In a Wall Street Journal editorial written last month, Stotsky continued, “I know the Common Core buzz words, from ‘deeper learning’ and ‘critical thinking’ to ‘fewer, clearer, and higher standards.’ It all sounds impressive, but I’m worried that the students who study under these standards won’t receive anywhere near the quality of education that children in the U.S. did even a few years ago.”

Others object to the content of Common Core, like shockingly graphic books listed as “exemplars” for study.

Common Core Appendix B, for example, states that “the following text samples primarily serve to exemplify the level of complexity and quality the standards require. … The choices should serve as useful guideposts in helping educators select texts of similar complexity, quality and range for their own classrooms.”

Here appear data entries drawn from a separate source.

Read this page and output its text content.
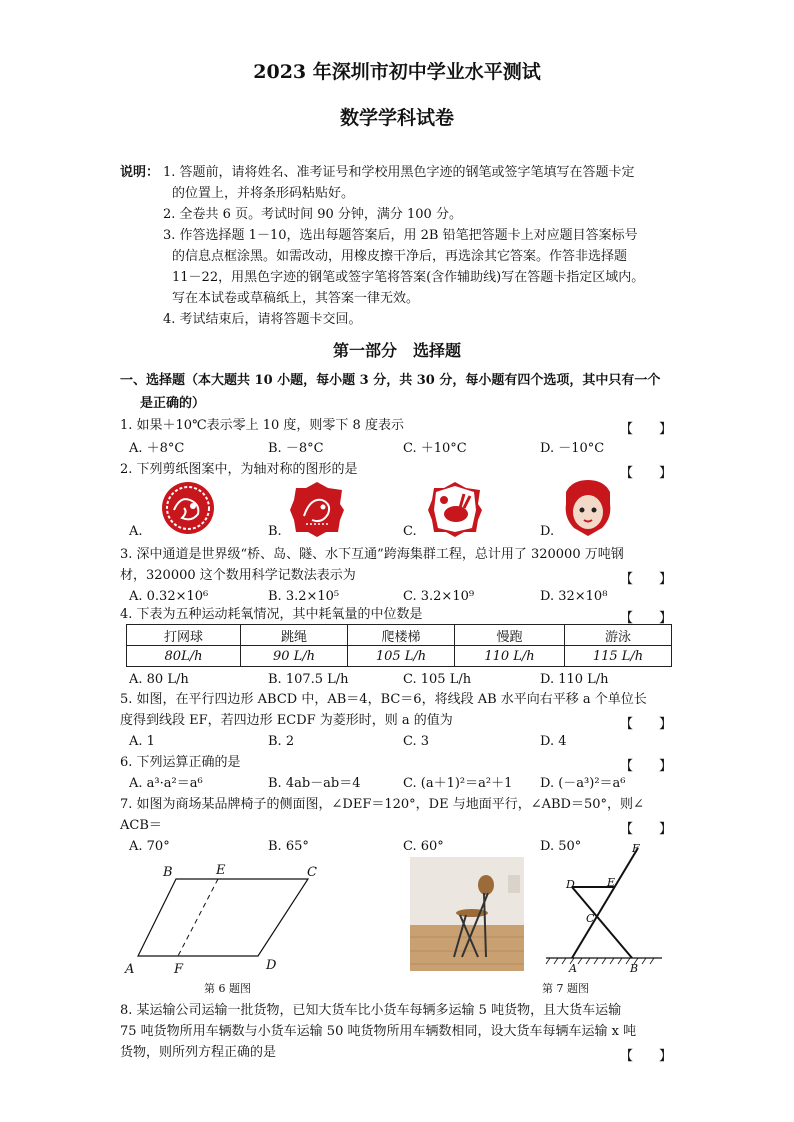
2023 年深圳市初中学业水平测试
数学学科试卷
说明： 1. 答题前，请将姓名、准考证号和学校用黑色字迹的钢笔或签字笔填写在答题卡定
的位置上，并将条形码粘贴好。
2. 全卷共 6 页。考试时间 90 分钟，满分 100 分。
3. 作答选择题 1－10，选出每题答案后，用 2B 铅笔把答题卡上对应题目答案标号
的信息点框涂黑。如需改动，用橡皮擦干净后，再选涂其它答案。作答非选择题
11－22，用黑色字迹的钢笔或签字笔将答案(含作辅助线)写在答题卡指定区域内。
写在本试卷或草稿纸上，其答案一律无效。
4. 考试结束后，请将答题卡交回。
第一部分　选择题
一、选择题（本大题共 10 小题，每小题 3 分，共 30 分，每小题有四个选项，其中只有一个
是正确的）
1. 如果＋10℃表示零上 10 度，则零下 8 度表示	【　　】
A. ＋8°C	B. －8°C	C. ＋10°C	D. －10°C
2. 下列剪纸图案中，为轴对称的图形的是	【　　】
A.	B.	C.	D.
3. 深中通道是世界级“桥、岛、隧、水下互通”跨海集群工程，总计用了 320000 万吨钢
材，320000 这个数用科学记数法表示为	【　　】
A. 0.32×10⁶	B. 3.2×10⁵	C. 3.2×10⁹	D. 32×10⁸
4. 下表为五种运动耗氧情况，其中耗氧量的中位数是	【　　】
打网球	跳绳	爬楼梯	慢跑	游泳
80L/h	90 L/h	105 L/h	110 L/h	115 L/h
A. 80 L/h	B. 107.5 L/h	C. 105 L/h	D. 110 L/h
5. 如图，在平行四边形 ABCD 中，AB＝4，BC＝6，将线段 AB 水平向右平移 a 个单位长
度得到线段 EF，若四边形 ECDF 为菱形时，则 a 的值为	【　　】
A. 1	B. 2	C. 3	D. 4
6. 下列运算正确的是	【　　】
A. a³·a²＝a⁶	B. 4ab－ab＝4	C. (a＋1)²＝a²＋1 D. (－a³)²＝a⁶
7. 如图为商场某品牌椅子的侧面图，∠DEF＝120°，DE 与地面平行，∠ABD＝50°，则∠
ACB＝	【　　】
A. 70°	B. 65°	C. 60°	D. 50°
B	E	C
A	F	D
第 6 题图
F
D	E
C
A	B
第 7 题图
8. 某运输公司运输一批货物，已知大货车比小货车每辆多运输 5 吨货物，且大货车运输
75 吨货物所用车辆数与小货车运输 50 吨货物所用车辆数相同，设大货车每辆车运输 x 吨
货物，则所列方程正确的是	【　　】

Yet Linda Harvey, founder of Mission: America, revealed at EPC one of the exemplars is Toni Morrison novel “The Bluest Eye,” which is a disturbing tale of a daughter being raped by her father and then being befriended by a pedophile. Even more disturbing, the book portrays the rape scene from the viewpoint of the rapist.

Another exemplar text, listed for ninth graders is “Mother of Monsters,” a story in which a mother displays the virtue of “individuality” by intentionally deforming her own unborn children while pregnant.

Teachers in Newburgh, N.Y., where the Common Core exemplar “Black Swan Green” was scheduled to be used, pushed their district to return 6,000 copies of the book to the publisher, complaining that it contained “passages using inappropriate language and visual imagery that most people would consider pornographic.”

When asked at EPC when it would be time for parents to get outraged over the sexual content of Common Core’s recommended readings, Harvey responded, “It’s time to get angry now. The only thing that’s going to fix this is if dads go to the schoolhouse with pitchforks.”